Even by the low standards similar subplots in the past have set, this feels like it should be in another, much less good show. Maybe it will dovetail with the main story in a meaningful and unexpected way, a la Lynn McGill’s sister’s, but I’m getting less hopeful of that in every passing episode. Even if it does become important, I think it’s a mistake to leave it out in the wind this long. At this point, easily the low point of the season, and one I pray to God isn’t a 24 episode arc.
My initial enthusiastic response to this episode was, in retrospect, entirely due to Renee Walker. She’s an element that was completely missing for the first 7/8ths of last weeks big premiere, and one that dominates here. This episode belongs to Renee. Moreso than Jack, who stays a reactive character throughout. (Kiefer barely had to get out of his car for this one… Episode 6 will feature him changing into his pyjamas and literally phoning in his performance from his apartment.)
Strangely enough, Renee reminded of Nina Myers here. A female foil and ally for Jack who takes a dark turn after we get to know her for a full season. A dark turn that doesn’t entirely feel earned by the story, but is something you barely care about when you see how up to the material the actress is. I think the Nina connection has to do with how characters who go “evil” for some reason feel liberated enough to become snarky assholes. She was so remininsent of Nina toying with Jack before their big Season 3 kiss in the 20 Questions scene, I kept waiting for the moment where Vladimir shoots that James Cameron lookalike henchman and goes “What are you up to, Renee?”
This storyline is everything the others are not. It features most of the characters we give a damn about. It gives us those variables to the 24 formula I’m always on about; we’ve seen Jack go undercover before, but it’s fresh to see someone else go undercover by proxy. The bad guys are fresh too, I love that Ziya is actually a pretty huge idiot, happily tagging along with this deranged b**** who just cut off his thumb. Vlad and his bad guys have a bit of personality, and some interpersonal dynamics amongst themselves and with Renee. And I haven’t even mentioned that final scene yet. Annie Wersching kills it and kills it so hard, I think you’re left with the impression that you’ve just seen a more awesome episode than you really did.

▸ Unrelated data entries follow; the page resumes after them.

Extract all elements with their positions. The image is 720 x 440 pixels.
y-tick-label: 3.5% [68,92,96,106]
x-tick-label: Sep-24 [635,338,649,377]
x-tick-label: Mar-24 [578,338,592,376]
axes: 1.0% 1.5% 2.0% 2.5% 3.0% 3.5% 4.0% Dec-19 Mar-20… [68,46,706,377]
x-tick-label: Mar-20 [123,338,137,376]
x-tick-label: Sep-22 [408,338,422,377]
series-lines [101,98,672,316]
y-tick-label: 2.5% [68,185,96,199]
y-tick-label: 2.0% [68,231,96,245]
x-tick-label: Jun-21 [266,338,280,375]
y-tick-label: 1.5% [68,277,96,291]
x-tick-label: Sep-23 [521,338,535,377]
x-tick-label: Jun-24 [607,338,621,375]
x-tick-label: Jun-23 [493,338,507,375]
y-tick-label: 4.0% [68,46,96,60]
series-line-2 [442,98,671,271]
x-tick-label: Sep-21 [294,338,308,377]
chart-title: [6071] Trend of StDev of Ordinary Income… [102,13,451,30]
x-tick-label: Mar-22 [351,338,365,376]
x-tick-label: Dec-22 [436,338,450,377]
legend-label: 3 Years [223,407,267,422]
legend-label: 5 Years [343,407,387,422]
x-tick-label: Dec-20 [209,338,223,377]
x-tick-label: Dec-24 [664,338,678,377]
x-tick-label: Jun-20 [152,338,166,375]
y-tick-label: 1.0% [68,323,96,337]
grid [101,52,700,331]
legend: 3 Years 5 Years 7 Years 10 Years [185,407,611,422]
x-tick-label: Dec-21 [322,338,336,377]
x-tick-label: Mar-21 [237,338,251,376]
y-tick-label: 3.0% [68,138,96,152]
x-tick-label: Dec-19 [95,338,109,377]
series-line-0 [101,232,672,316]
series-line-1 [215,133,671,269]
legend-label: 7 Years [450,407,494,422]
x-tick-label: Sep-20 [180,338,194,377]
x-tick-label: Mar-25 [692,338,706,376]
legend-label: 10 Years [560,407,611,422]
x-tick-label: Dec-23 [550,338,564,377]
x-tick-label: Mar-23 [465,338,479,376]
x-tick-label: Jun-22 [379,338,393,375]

Upon seeing new and vengeful Dark Renee, Tony would curl into the fetal position and start tunelessly humming “I’m saaaafe in my jaaaail cell. Thank God oh God, I’m saaaafe in my jaaail cell.”

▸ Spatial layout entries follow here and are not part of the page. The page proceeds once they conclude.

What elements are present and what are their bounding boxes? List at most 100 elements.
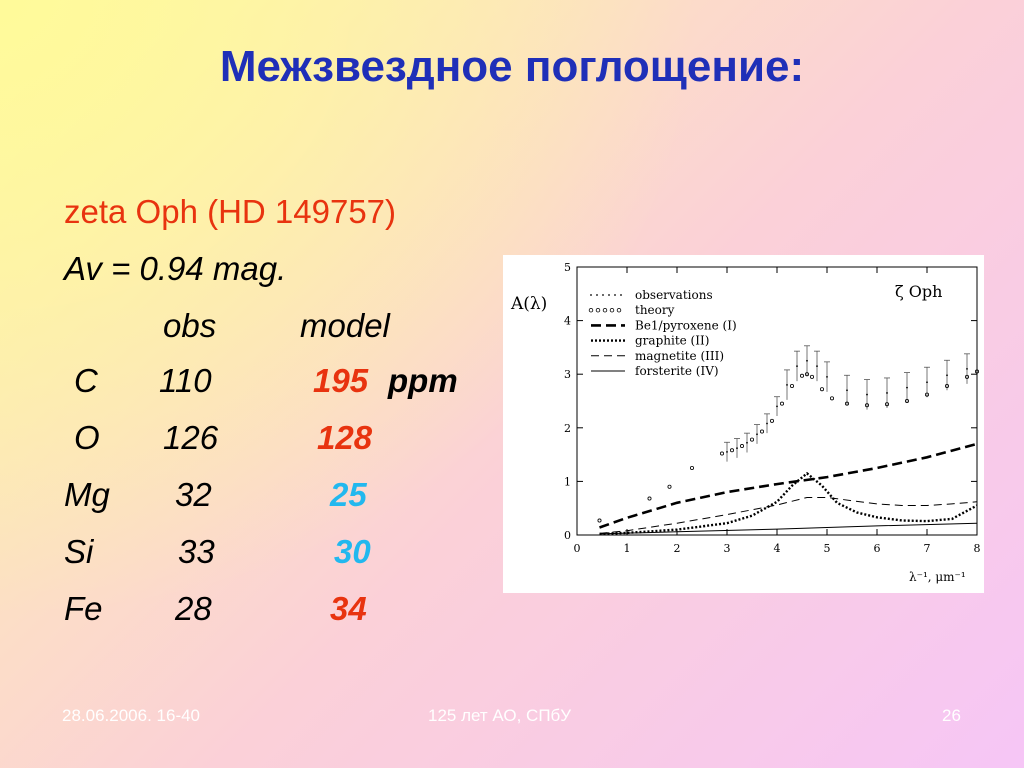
row-obs: 32 — [175, 476, 212, 513]
observation-point — [786, 384, 788, 386]
theory-point — [759, 429, 764, 434]
row-element: O — [74, 419, 100, 456]
observation-point — [776, 405, 778, 408]
observation-point — [846, 389, 848, 392]
theory-point — [739, 444, 744, 449]
legend-marker-observations — [620, 294, 622, 296]
row-obs: 126 — [163, 419, 219, 456]
row-obs: 33 — [178, 533, 215, 570]
theory-point — [804, 372, 809, 377]
theory-point — [719, 451, 724, 456]
legend-label: forsterite (IV) — [635, 364, 719, 378]
observation-point — [886, 392, 888, 394]
footer-center: 125 лет АО, СПбУ — [428, 706, 572, 725]
x-tick-label: 3 — [724, 542, 731, 555]
legend-marker-theory — [609, 308, 615, 313]
theory-point — [884, 402, 889, 407]
row-element: Fe — [64, 590, 103, 627]
y-axis-label: A(λ) — [510, 294, 547, 314]
x-tick-label: 2 — [674, 542, 681, 555]
theory-point — [944, 383, 949, 388]
observation-point — [926, 381, 928, 384]
observation-point — [766, 422, 768, 425]
theory-point — [667, 484, 672, 489]
y-tick-label: 0 — [564, 529, 571, 542]
legend-label: Be1/pyroxene (I) — [635, 318, 737, 332]
observation-point — [826, 375, 828, 378]
row-obs: 110 — [159, 362, 212, 399]
legend-label: graphite (II) — [635, 334, 709, 348]
series-line-graphite — [599, 471, 978, 536]
theory-point — [829, 396, 834, 401]
legend-marker-observations — [590, 294, 592, 296]
legend-marker-observations — [614, 294, 616, 296]
star-annotation: ζ Oph — [895, 282, 942, 301]
legend-marker-theory — [588, 308, 594, 313]
x-tick-label: 7 — [924, 542, 931, 555]
legend-label: theory — [635, 303, 675, 317]
theory-point — [689, 465, 694, 470]
observation-point — [726, 451, 728, 453]
x-tick-label: 0 — [574, 542, 581, 555]
theory-point — [904, 398, 909, 403]
legend-marker-theory — [616, 308, 622, 313]
legend-label: magnetite (III) — [635, 349, 724, 363]
theory-point — [597, 518, 602, 523]
page-number: 26 — [942, 706, 961, 725]
theory-point — [964, 374, 969, 379]
theory-point — [729, 448, 734, 453]
y-tick-label: 1 — [564, 475, 571, 488]
x-tick-label: 6 — [874, 542, 881, 555]
observation-point — [806, 359, 808, 362]
x-tick-label: 1 — [624, 542, 631, 555]
theory-point — [974, 369, 979, 374]
theory-point — [769, 418, 774, 423]
theory-point — [779, 401, 784, 406]
legend-marker-theory — [595, 308, 601, 313]
row-element: C — [74, 362, 98, 399]
row-element: Si — [64, 533, 94, 570]
star-name: zeta Oph (HD 149757) — [64, 193, 397, 230]
theory-point — [799, 373, 804, 378]
extinction-value: Av = 0.94 mag. — [64, 250, 287, 287]
header-obs: obs — [163, 307, 217, 344]
series-line-forsterite — [599, 522, 978, 535]
legend-marker-observations — [602, 294, 604, 296]
row-model: 34 — [330, 590, 367, 627]
theory-point — [749, 437, 754, 442]
y-tick-label: 2 — [564, 422, 571, 435]
theory-point — [819, 387, 824, 392]
theory-point — [924, 392, 929, 397]
observation-point — [756, 433, 758, 436]
row-model: 30 — [334, 533, 371, 570]
x-axis-label: λ⁻¹, μm⁻¹ — [909, 570, 966, 584]
extinction-plot: 0 1 2 3 4 5 6 7 8 0 1 2 3 4 5 observations theory Be1/py… — [503, 255, 984, 593]
row-model: 128 — [317, 419, 373, 456]
y-tick-label: 3 — [564, 368, 571, 381]
observation-point — [866, 393, 868, 396]
unit-label: ppm — [388, 362, 458, 399]
theory-point — [844, 401, 849, 406]
slide-title: Межзвездное поглощение: — [219, 42, 805, 91]
y-tick-label: 5 — [564, 261, 571, 274]
row-model: 195 — [313, 362, 369, 399]
y-tick-label: 4 — [564, 315, 571, 328]
observation-point — [736, 447, 738, 450]
row-element: Mg — [64, 476, 110, 513]
theory-point — [647, 496, 652, 501]
x-tick-label: 4 — [774, 542, 781, 555]
series-line-magnetite — [599, 497, 978, 534]
header-model: model — [300, 307, 390, 344]
row-model: 25 — [330, 476, 367, 513]
legend-marker-theory — [602, 308, 608, 313]
observation-point — [906, 386, 908, 389]
row-obs: 28 — [175, 590, 212, 627]
legend-marker-observations — [608, 294, 610, 296]
extinction-chart: 0 1 2 3 4 5 6 7 8 0 1 2 3 4 5 observationstheoryBe1/py… — [510, 261, 981, 584]
observation-point — [746, 441, 748, 444]
footer-date: 28.06.2006. 16-40 — [62, 706, 201, 725]
theory-point — [809, 374, 814, 379]
x-tick-label: 5 — [824, 542, 831, 555]
observation-point — [966, 367, 968, 370]
x-tick-label: 8 — [974, 542, 981, 555]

I wish I could say more nice things about 24 Season 8 so far. But one of the many things Season 7 did right was avoid most of the pitfalls that have bogged down certain other 24 seasons, and it’s distressing to see hints that those lessons might not have stuck. I can only hope the very distinct weaknesses seen in this episode fall away soon, and the good stuff gets even more prominent.